The Preparation course will cover areas such as:

 

  • The adoption process
  • Understanding Attachment / separation issues
  • Resources
  • Self-Evaluation
  • Separation, Loss and Trauma and its relevance to adoption
  • Child health and resilience
  • Identity, Race and Culture
  • Family trees and links
  • Support Networks
  • Building Identity
  • Racism
  • Ecomaps
  • Knowledge of country from where you are adopting
  • Meeting an adoptive child's needs

 

Preparation groups provide you with an opportunity to meet experienced adopters and hear their stories and talk to adopted adults and others touched by adoption. You will find an open arena in which to explore aspects of adoption, question your motivations, challenge your sutibility, provoke your conventional wisdom and  test your committment.

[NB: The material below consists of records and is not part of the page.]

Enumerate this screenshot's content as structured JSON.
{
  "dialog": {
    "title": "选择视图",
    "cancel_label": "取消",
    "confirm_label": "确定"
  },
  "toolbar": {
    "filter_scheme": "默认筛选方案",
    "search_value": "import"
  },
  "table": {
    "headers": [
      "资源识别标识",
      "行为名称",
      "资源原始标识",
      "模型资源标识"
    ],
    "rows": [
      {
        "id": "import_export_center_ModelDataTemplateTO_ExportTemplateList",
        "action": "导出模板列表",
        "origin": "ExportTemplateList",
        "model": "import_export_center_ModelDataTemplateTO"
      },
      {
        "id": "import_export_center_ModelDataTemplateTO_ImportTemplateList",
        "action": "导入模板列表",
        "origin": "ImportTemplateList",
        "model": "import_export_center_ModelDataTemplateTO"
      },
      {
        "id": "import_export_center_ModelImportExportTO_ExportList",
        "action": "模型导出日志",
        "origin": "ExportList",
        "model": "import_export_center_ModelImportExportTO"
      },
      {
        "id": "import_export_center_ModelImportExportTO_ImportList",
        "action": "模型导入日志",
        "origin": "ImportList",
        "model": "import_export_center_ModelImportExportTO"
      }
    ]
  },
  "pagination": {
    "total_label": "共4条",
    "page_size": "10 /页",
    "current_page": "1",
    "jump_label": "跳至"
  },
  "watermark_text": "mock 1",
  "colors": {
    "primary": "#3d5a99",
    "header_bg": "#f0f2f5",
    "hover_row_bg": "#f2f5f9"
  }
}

But one of the most important aspects of the Preparation Course,a re the other adopters that you meet. Suddenly, you realise that you are not alone, and that there are other quite friendly families also embarking on the same process.

 

I was very fortunate on my course to find a couple who live literally 600 meters from my house. We have become firm friends and over thef last 6 eyars have shared many wonderful land marks of our children together. Their support is invaluable to me and reassuring to my son to know that his friend in our neighbourhood is also adopted.

 

I cannot over emphasise the importance of getting a support network happening. Not only will it allow you to not feel so alone in this whole long process, but adoption buddies (like the one's you will find here) can help pass on valuable tips and information that will save you lots of time and effort and emotional angst.  And we can all do with more of the former and less of the latter!!  So don't be shy, on your preparation course, speak to that person next to you - they could become your biggest ally! 

 

The 3 day preparation training can be intense, in so far as it raises issues that you possibly have never thought about before - or even heard of before. You will begin to see that your language begins to change as you begin to absorb the adoption glossary.  You begin to realise that adoption not only means 'taking as one's own', but that this choice may not be as smooth a transition as you had hoped and wished for.

 

Pre-warned is pre-armed and although at the beginning stages, this information may seem unreal, as you are still on the 'following a dream' phase, some information will stick and it opens your mind to awareness of possiblities which you will then explore further in your adoption.